A citywide LEZ, which under draft proposals does not include cars at all, will give buses and commercial vehicles until 2023 to comply with before being fined.
In order to qualify for the LEZ, cars will have to meet Euro 4 standards (vehicles sold after January 2006), diesel cars will need to meet Euro standards (vehicles sold after September 2015) - while heavy diesel vehicles will need to meet Euro 6/VI emission standards (generally those registered with the DVLA after 2014).
What if my car doesn't meet the standards?
Vehicles that fail to meet the emissions standards are set to face hefty financial penalties, enforced by licence plate recognition cameras.

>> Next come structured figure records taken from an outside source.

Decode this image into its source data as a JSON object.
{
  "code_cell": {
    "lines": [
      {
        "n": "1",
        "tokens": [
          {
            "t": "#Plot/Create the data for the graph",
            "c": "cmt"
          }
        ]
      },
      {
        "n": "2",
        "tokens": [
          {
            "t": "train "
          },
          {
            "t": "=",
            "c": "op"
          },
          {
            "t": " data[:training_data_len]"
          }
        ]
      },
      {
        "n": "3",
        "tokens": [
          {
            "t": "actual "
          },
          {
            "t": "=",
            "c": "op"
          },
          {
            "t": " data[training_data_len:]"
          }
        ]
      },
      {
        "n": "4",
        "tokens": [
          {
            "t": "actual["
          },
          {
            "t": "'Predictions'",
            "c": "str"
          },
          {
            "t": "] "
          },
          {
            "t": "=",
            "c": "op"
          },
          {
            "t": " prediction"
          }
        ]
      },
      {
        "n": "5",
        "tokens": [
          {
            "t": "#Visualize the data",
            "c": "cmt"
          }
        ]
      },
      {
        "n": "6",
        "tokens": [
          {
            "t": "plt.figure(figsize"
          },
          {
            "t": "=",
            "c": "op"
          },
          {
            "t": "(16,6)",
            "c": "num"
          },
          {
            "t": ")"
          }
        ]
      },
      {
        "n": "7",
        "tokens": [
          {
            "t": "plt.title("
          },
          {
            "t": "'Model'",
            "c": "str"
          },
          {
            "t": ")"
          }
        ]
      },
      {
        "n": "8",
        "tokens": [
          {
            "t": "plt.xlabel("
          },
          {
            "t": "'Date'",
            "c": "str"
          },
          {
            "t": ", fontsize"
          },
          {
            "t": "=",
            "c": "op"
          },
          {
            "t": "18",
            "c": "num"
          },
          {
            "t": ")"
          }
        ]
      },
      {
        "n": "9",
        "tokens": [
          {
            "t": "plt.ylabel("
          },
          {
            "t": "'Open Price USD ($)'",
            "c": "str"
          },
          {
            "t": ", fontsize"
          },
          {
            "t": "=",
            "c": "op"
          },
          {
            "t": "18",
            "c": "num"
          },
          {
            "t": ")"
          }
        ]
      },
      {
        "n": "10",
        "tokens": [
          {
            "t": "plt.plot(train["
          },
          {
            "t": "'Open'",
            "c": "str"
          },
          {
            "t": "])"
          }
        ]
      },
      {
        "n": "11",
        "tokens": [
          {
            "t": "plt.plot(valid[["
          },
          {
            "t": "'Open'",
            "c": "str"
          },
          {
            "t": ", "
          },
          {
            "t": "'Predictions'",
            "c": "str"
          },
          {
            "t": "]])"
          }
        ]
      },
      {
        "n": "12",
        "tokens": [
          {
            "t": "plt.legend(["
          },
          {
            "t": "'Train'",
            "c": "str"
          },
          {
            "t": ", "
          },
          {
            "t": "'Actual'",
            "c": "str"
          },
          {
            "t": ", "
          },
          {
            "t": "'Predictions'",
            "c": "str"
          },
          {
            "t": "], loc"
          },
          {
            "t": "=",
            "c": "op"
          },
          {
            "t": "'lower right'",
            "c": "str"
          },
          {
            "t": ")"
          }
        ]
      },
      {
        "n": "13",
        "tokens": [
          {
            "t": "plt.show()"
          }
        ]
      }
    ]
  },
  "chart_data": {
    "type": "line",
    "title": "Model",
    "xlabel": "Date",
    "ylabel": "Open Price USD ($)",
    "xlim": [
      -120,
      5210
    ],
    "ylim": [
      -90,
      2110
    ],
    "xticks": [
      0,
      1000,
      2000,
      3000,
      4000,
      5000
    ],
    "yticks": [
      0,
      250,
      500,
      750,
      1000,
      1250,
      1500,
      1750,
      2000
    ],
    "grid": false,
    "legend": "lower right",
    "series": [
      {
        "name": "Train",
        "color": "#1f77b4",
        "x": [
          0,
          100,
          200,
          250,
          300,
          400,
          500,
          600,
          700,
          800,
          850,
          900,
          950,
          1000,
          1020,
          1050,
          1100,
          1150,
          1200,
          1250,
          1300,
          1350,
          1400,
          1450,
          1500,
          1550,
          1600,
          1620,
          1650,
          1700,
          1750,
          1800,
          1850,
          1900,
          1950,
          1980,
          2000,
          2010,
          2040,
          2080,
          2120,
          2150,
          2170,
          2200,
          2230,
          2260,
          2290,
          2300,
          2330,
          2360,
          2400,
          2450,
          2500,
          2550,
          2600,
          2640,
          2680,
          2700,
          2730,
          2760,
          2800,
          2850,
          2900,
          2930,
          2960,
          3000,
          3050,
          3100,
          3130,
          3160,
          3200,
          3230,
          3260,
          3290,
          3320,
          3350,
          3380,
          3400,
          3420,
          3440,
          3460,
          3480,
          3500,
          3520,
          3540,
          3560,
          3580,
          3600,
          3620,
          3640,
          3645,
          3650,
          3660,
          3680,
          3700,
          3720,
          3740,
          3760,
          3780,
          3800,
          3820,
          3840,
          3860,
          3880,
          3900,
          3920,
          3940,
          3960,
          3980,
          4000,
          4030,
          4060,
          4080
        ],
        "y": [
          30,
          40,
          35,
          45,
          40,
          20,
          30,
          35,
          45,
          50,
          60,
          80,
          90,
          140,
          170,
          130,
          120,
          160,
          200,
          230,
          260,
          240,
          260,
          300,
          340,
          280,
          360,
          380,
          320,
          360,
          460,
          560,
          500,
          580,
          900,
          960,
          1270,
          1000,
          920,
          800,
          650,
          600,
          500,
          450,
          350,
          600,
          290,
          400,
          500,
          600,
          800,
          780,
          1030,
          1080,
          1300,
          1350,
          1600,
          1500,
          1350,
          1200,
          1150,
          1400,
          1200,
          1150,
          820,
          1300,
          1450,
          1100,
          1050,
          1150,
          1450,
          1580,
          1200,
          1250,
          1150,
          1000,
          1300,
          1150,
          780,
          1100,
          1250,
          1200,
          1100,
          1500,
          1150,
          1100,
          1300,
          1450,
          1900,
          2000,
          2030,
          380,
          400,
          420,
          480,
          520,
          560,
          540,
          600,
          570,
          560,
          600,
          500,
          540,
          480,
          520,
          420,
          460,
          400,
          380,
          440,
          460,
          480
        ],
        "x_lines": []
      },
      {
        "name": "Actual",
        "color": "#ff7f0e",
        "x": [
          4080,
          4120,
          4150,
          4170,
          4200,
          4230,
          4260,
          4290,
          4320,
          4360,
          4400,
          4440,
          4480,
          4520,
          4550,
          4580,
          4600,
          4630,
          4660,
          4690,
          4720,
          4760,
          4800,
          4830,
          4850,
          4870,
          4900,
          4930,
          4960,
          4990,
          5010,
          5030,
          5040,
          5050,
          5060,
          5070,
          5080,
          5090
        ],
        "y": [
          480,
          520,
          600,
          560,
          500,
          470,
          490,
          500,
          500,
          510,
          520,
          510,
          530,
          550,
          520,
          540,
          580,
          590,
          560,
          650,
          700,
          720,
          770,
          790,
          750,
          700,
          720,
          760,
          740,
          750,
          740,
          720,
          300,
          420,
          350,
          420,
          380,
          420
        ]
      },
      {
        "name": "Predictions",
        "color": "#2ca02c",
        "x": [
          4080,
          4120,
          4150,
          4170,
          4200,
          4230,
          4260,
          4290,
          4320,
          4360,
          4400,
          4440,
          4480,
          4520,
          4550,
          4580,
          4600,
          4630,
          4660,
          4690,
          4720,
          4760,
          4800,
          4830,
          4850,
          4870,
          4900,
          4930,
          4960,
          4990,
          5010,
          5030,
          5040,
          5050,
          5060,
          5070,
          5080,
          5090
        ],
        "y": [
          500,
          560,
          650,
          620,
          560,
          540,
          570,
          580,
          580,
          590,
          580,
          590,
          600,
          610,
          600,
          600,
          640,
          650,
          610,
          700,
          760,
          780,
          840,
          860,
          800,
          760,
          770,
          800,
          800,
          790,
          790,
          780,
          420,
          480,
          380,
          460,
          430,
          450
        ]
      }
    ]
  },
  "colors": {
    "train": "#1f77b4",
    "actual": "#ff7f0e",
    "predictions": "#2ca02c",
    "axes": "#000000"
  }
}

There will be different levels of fines, depending on the class of vehicle and whether drivers are repeat offenders. The penalties are expected to be set at a high level in order to deter non-compliance.
The Edinburgh draft proposals for LEZs is for the zones to be in operation 24 hours a day.
What happens next?
The city council's public consultation on the draft proposals will close on Sunday 21 July. The results will be reported to councillors on the transport and environment committee in October.
The proposed final scheme will then be published in December. Once the Transport Bill and details around enforcement and legality are drawn up by Holyrood next year, the LEZ will come into force by the end of 2020 - although proposed grace periods will mean it won't become operational until 2021.